There is one more point that merits refutation and that is whether or not the contract entered into between Cui and Arellano University on September 10, 1951 was void as
against public policy. In the case of Zeigel vs. Illinois Trust and Savings Bank, 245 Ill. 180, 19 Ann. Case 127, the court said: 'In determining a public policy of the state,
courts are limited to a consideration of the Constitution, the judicial decisions, the statutes, and  the practice of government officers. ' It might take more than a government
bureau or office to lay down or establish a public policy, as alleged in your communication, but courts consider the practices of government officials as one of the four
factors in determining a public policy of the state. It has been consistently held in America that under the principles relating to the doctrine of public policy, as applied to the
law of contracts, courts of justice will not recognize or uphold a transaction which its object, operation, or tendency is calculated to be prejudicial to the public welfare,  to
sound morality or to civic honesty  (Ritter vs. Mutual Life Ins. Co., 169 U.S. 139; Heding vs. Gallaghere 64 L.R.A. 811; Veazy vs. Allen, 173 N.Y. 359). If Arellano University
understood clearly the real essence of scholarships and the motives which prompted this office to issue Memorandum No. 38, s. 1949, it should have not entered into a
contract of waiver with Cui on September 10, 1951, which is a direct violation of our Memorandum and an open challenge to the authority of the Director of Private Schools
because the contract was repugnant to sound morality and civic honesty. And finally, in Gabriel vs. Monte de Piedad, Off. Gazette Supp. Dec. 6, 1941, p. 67 we read: 'In
order to declare a contract void as against public policy, a court must find that the contract as to consideration or the thing to be done, contravenes some established
interest of society, or is inconsistent with sound policy and good morals  or tends clearly to undermine the security of individual rights. The policy enunciated in Memorandum
No. 38, s. 1949 is sound policy. Scholarship are awarded in recognition of merit not to keep outstanding students in school to bolster its prestige . In the understanding of
that university scholarships award is a business scheme designed to increase the business potential of an education institution . Thus conceived it is not only inconsistent
with sound policy but also good morals. But what is morals? Manresa has this definition. It is good customs; those generally accepted principles of morality which have
received some kind of social and practical confirmation. The practice of awarding scholarships to attract students and keep them in school is not good customs nor has it
received some kind of social and practical confirmation except in some private institutions as in Arellano University. The University of the Philippines which implements
Section 5 of Article XIV of the Constitution with reference to the giving of free scholarships to gifted children, does not require scholars to reimburse the corresponding value
of the scholarships if they transfer to other schools. So also with the leading colleges and universities of the United States after which our educational practices or policies
are patterned. In these institutions scholarships are granted not to attract and to keep brilliant students in school for their propaganda mine but to reward merit or help gifted
students in whom society has an established interest or a first lien. (Emphasis supplied.)

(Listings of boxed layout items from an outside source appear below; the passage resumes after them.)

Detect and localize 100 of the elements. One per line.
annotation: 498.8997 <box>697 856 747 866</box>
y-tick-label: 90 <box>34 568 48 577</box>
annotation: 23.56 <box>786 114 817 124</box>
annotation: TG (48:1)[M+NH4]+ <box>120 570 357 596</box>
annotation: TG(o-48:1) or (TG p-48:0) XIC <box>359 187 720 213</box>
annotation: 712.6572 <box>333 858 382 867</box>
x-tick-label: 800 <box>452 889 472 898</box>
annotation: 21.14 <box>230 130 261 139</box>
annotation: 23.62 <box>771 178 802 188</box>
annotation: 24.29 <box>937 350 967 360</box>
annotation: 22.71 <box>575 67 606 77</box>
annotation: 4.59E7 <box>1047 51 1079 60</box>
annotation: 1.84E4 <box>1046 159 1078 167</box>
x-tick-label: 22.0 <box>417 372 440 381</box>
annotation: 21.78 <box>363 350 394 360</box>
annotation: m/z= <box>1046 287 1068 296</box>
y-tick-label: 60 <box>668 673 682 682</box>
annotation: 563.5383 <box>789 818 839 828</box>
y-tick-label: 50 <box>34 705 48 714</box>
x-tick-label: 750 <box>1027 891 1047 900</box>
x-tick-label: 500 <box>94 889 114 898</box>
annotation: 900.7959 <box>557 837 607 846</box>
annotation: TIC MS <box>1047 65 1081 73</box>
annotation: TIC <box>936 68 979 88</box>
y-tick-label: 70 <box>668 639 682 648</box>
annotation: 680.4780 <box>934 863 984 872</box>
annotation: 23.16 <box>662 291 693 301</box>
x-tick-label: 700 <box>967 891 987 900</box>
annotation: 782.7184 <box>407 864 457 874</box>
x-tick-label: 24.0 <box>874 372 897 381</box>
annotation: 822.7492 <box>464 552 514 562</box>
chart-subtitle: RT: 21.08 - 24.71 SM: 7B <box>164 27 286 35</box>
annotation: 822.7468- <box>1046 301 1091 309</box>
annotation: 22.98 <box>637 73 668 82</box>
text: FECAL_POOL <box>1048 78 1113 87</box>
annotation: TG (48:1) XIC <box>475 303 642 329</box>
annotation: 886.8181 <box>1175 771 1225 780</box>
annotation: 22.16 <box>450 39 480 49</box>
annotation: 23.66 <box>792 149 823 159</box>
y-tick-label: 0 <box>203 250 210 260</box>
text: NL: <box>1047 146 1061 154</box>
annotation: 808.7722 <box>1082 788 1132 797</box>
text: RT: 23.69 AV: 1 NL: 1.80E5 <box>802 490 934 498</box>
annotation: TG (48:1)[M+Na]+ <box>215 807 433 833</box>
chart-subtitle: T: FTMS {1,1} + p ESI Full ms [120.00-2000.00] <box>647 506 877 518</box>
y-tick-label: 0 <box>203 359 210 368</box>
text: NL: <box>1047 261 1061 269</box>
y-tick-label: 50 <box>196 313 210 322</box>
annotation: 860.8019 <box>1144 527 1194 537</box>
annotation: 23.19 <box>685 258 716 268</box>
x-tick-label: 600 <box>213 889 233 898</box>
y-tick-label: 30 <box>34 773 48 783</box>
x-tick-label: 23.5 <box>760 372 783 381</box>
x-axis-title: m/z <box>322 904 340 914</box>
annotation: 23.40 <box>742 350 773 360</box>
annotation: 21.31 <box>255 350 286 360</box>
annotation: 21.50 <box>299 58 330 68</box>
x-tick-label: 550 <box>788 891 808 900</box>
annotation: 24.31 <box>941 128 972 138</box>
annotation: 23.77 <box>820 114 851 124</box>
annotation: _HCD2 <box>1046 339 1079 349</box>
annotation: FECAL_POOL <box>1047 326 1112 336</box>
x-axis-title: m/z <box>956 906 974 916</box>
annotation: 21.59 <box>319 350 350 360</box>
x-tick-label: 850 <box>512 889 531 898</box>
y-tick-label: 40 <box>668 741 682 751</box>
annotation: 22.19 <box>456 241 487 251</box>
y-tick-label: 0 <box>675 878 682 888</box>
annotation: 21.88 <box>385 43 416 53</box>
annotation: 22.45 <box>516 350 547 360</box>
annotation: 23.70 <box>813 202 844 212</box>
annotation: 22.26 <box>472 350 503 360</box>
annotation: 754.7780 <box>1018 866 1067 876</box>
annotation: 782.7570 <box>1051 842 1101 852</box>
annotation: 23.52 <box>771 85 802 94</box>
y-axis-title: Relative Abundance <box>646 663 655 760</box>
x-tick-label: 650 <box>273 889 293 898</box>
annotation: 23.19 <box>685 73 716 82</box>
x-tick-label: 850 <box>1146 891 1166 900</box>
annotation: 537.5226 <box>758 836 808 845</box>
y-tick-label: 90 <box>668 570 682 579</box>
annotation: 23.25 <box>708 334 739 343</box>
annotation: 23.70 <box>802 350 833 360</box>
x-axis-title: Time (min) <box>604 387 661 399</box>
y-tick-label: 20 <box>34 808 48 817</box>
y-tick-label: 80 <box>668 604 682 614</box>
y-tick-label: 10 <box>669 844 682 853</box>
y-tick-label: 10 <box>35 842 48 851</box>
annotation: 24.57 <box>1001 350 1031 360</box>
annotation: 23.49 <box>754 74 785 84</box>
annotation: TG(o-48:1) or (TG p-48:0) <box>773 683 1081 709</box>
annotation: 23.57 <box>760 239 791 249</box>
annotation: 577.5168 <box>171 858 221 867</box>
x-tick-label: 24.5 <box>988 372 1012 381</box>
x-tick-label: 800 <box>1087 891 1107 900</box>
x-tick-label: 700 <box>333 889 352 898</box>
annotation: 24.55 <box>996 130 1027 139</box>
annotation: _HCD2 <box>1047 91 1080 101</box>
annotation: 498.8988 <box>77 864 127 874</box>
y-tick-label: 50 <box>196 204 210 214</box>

WHEREFORE, the decision appealed from is hereby reversed and another one shall be entered sentencing the defendant to pay to the plaintiff the sum of P1,033.87, with
interest thereon at the legal rate from September 1, 1954, date of the institution of this case, as well as the costs, and dismissing defendant's counterclaim. It is so ordered.

Bengzon, C.J., Padilla, Labrador, Reyes, J.B.L., Barrera, Parades, Dizon, De Leon and Natividad, JJ., concur.
Bautista Angelo, J., reserves his vote.